From here the power of falling water would turn a great wheel and drive the bellows for the blast and power the forge.

The following year after many a long legal argument with the landowners in Larbert the lade was dug out by soldiers hired from Bo’ness.

It was 14 feet wide by about five feet deep and today it is possible to walk from the viaduct along its length past Carronvale House to what remains of the great reservoirs.

Back in the 1760s the lade builders also helped lay the foundations of three reservoirs, the earliest of which, the Furnace Pool was completed in 1761.

A few years later the larger Forge Dam known later as the “small dam” was in use and the system was completed in 1775 with the filling of the great 30 acre Wester or Large Dam which is the one we all remember seeing from the road.

It was shaped a bit like an ear and was relatively shallow at about three feet while the Forge Dam was three times deeper.

The dams were separated by raised paths which allowed some of the leading men of Carron over the years to stroll along from their fine houses like Carrongrange, Mount Carron or Carron Park to see what the workers were up to in their absence!

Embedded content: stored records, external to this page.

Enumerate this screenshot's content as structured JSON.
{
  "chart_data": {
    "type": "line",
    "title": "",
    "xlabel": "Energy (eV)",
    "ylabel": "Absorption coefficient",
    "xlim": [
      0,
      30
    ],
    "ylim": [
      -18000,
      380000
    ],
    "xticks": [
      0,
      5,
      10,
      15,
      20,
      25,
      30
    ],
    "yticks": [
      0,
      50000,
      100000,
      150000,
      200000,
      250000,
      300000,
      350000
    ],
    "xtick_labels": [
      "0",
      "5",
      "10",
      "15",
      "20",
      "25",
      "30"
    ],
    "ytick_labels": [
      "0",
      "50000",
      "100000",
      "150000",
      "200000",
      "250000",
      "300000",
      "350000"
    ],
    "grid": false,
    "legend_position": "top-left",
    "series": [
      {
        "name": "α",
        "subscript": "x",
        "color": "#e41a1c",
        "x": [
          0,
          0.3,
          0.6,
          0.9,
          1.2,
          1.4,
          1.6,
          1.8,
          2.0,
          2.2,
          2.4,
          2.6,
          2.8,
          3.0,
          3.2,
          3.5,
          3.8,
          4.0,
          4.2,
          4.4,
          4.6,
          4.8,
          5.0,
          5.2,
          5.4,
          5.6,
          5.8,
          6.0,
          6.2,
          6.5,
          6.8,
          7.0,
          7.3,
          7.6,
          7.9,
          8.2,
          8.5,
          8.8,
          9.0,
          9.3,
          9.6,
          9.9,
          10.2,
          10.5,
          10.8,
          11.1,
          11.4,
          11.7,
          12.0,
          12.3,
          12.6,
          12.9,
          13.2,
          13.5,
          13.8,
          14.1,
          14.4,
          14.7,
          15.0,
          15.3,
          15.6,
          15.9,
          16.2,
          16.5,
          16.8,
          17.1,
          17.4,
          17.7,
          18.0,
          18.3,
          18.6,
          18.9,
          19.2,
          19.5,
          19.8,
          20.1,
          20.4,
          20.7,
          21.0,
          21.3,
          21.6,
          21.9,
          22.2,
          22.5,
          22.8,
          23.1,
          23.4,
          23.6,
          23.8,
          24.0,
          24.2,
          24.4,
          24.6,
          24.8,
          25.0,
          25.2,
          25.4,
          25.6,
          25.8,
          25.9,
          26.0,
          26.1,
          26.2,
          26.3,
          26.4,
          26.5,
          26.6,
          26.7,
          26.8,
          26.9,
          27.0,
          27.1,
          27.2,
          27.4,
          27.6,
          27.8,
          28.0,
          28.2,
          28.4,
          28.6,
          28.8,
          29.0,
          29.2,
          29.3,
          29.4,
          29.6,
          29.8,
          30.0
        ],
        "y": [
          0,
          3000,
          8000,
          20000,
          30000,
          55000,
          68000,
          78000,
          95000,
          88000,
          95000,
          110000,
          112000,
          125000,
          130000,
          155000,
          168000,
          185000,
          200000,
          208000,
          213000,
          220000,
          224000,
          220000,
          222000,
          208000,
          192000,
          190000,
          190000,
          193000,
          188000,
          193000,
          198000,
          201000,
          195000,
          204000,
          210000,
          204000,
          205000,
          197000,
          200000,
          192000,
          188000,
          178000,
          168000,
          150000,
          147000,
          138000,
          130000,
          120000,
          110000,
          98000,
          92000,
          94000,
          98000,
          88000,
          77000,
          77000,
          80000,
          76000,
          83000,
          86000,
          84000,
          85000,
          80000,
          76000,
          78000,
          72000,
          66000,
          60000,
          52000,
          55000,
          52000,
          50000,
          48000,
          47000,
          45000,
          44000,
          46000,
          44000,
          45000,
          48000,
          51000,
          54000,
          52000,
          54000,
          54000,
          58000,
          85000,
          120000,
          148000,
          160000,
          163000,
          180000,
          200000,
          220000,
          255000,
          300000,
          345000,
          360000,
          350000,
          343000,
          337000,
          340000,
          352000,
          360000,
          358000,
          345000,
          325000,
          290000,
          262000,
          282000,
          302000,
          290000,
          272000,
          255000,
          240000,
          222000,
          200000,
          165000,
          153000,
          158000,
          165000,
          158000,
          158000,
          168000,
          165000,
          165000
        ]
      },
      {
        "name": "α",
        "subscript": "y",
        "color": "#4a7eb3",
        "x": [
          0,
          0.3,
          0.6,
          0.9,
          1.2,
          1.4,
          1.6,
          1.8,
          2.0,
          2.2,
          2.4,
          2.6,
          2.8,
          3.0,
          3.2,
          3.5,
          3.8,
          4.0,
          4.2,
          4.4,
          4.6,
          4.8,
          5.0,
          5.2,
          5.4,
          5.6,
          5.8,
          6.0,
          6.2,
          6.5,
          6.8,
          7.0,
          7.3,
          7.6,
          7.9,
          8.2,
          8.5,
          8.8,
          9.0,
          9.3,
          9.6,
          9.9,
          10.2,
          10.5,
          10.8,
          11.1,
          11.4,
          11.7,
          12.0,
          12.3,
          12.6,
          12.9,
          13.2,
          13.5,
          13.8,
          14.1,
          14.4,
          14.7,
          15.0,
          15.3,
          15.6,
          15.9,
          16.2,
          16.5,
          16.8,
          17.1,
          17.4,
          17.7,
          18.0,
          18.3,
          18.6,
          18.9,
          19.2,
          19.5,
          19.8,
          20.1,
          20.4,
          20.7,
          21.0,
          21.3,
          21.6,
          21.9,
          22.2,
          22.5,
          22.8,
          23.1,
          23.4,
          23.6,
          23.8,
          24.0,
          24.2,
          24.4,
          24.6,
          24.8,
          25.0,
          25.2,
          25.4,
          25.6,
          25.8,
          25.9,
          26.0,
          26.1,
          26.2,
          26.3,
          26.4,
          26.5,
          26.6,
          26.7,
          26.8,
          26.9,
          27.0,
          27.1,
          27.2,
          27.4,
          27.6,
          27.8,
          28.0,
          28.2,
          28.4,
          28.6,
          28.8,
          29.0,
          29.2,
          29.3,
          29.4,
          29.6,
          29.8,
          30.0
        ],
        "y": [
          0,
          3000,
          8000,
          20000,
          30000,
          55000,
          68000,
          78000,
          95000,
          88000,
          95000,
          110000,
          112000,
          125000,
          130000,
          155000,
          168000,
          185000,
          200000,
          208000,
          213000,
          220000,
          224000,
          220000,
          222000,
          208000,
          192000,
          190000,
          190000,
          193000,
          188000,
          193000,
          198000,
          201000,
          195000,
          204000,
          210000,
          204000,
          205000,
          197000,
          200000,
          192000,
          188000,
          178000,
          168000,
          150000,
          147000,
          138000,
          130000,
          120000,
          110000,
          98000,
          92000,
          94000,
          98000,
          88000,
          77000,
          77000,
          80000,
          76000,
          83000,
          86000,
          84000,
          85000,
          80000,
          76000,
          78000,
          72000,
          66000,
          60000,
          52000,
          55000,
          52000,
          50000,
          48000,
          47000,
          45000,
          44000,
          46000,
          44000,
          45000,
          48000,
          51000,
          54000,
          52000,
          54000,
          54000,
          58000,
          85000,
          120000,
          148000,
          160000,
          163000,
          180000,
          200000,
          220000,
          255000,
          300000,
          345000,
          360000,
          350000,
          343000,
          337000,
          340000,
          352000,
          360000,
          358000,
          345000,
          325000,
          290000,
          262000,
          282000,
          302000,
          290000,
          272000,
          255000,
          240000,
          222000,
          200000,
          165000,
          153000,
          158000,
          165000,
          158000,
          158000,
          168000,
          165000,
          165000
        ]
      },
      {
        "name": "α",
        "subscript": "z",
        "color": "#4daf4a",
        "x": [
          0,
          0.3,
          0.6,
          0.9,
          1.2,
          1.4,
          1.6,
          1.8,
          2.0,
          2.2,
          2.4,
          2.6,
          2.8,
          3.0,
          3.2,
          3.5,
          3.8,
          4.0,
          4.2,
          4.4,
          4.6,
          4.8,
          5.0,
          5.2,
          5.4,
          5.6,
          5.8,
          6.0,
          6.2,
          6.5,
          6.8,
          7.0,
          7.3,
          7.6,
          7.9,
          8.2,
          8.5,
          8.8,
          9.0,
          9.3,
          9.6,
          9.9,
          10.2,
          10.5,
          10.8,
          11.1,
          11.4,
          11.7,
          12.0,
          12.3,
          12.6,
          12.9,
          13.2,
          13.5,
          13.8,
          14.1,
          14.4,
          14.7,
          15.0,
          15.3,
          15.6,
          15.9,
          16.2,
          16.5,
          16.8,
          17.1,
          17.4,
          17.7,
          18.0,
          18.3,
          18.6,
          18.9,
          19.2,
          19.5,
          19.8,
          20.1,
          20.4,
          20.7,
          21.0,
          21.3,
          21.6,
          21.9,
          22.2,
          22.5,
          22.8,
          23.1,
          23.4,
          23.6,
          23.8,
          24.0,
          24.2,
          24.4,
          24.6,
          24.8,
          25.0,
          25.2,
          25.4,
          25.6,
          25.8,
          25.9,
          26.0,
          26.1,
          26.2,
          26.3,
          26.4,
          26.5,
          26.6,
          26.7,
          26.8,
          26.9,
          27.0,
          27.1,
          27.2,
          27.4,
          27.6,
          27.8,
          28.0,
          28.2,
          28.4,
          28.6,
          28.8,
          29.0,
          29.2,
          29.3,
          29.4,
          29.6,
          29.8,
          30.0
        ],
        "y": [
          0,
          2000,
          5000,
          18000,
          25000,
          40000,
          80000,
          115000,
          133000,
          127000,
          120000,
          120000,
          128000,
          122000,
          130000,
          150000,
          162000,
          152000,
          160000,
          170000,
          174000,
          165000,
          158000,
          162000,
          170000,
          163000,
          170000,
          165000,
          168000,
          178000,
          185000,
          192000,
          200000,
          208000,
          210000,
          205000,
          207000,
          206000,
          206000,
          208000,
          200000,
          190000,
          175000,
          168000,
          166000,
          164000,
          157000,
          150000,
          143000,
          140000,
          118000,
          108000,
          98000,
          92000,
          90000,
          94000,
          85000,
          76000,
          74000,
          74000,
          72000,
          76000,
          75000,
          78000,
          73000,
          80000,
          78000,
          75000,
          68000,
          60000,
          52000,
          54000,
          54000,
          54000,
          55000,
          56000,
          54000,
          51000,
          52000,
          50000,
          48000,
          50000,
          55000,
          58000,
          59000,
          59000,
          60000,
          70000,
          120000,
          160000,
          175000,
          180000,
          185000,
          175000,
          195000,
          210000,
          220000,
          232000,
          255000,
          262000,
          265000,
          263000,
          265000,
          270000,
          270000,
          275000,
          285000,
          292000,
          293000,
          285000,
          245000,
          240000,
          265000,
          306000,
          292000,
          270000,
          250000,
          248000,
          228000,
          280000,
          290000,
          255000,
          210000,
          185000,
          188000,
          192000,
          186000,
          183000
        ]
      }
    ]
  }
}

The public were discouraged from using the reservoirs for fishing or swimming but that didn’t stop local people chancing their arms or indeed prevent the Manager for Carron, Eric Leaver, in the 1950s, sailing his little boat among the famous swans.

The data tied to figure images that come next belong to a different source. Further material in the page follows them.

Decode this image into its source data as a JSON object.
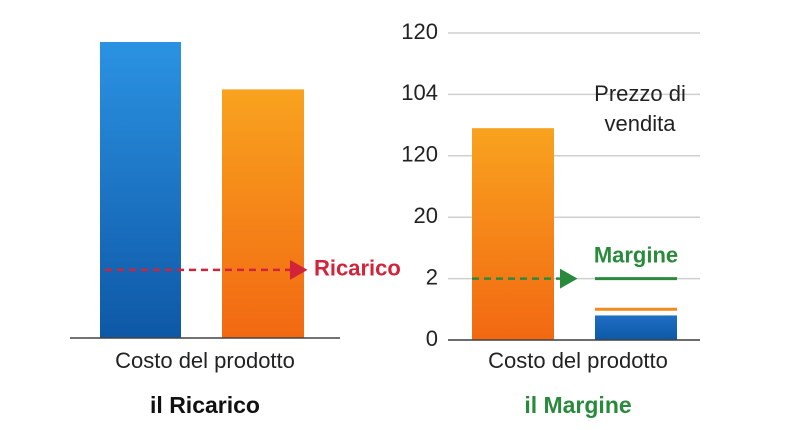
{
  "chart_data": [
    {
      "type": "bar",
      "xlabel": "Costo del prodotto",
      "caption": "il Ricarico",
      "values": [
        100,
        84
      ],
      "colors": [
        [
          "#2b92e2",
          "#0e58a6"
        ],
        [
          "#f8a31f",
          "#f26812"
        ]
      ],
      "ylim": [
        0,
        100
      ],
      "annotation": {
        "text": "Ricarico",
        "value": 23,
        "color": "#d3233b"
      }
    },
    {
      "type": "bar",
      "xlabel": "Costo del prodotto",
      "caption": "il Margine",
      "values": [
        69,
        8
      ],
      "colors": [
        [
          "#f8a31f",
          "#f26812"
        ],
        [
          "#1f6fc4",
          "#0e58a6"
        ]
      ],
      "ylim": [
        0,
        100
      ],
      "yticks": [
        0,
        {
          "value": 20,
          "label": "2"
        },
        {
          "value": 40,
          "label": "20"
        },
        {
          "value": 60,
          "label": "120"
        },
        {
          "value": 80,
          "label": "104"
        },
        {
          "value": 100,
          "label": "120"
        }
      ],
      "grid": true,
      "marker": {
        "value": 10,
        "color": "#f28a1e"
      },
      "annotation": {
        "text": "Margine",
        "value": 20,
        "color": "#2a8a3c"
      },
      "note": [
        "Prezzo di",
        "vendita"
      ]
    }
  ]
}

Even after the arrival of steam power in the late 18th century the works continued to depend on water supplies for a number of other purposes.

The original Furnace Pool was removed in stages but the other two survived right through until the company closed in 1980.

Much of the water was removed and nature was allowed to reclaim the space.

Today it is a nature reserve with many interesting species of plants and animals and also home to a nature trail which tells the story of the works and the dams.

Children from the local schools have played a big part in creating this fascinating space which is reminds us of the great days when water powered Falkirk’s industrial revolution.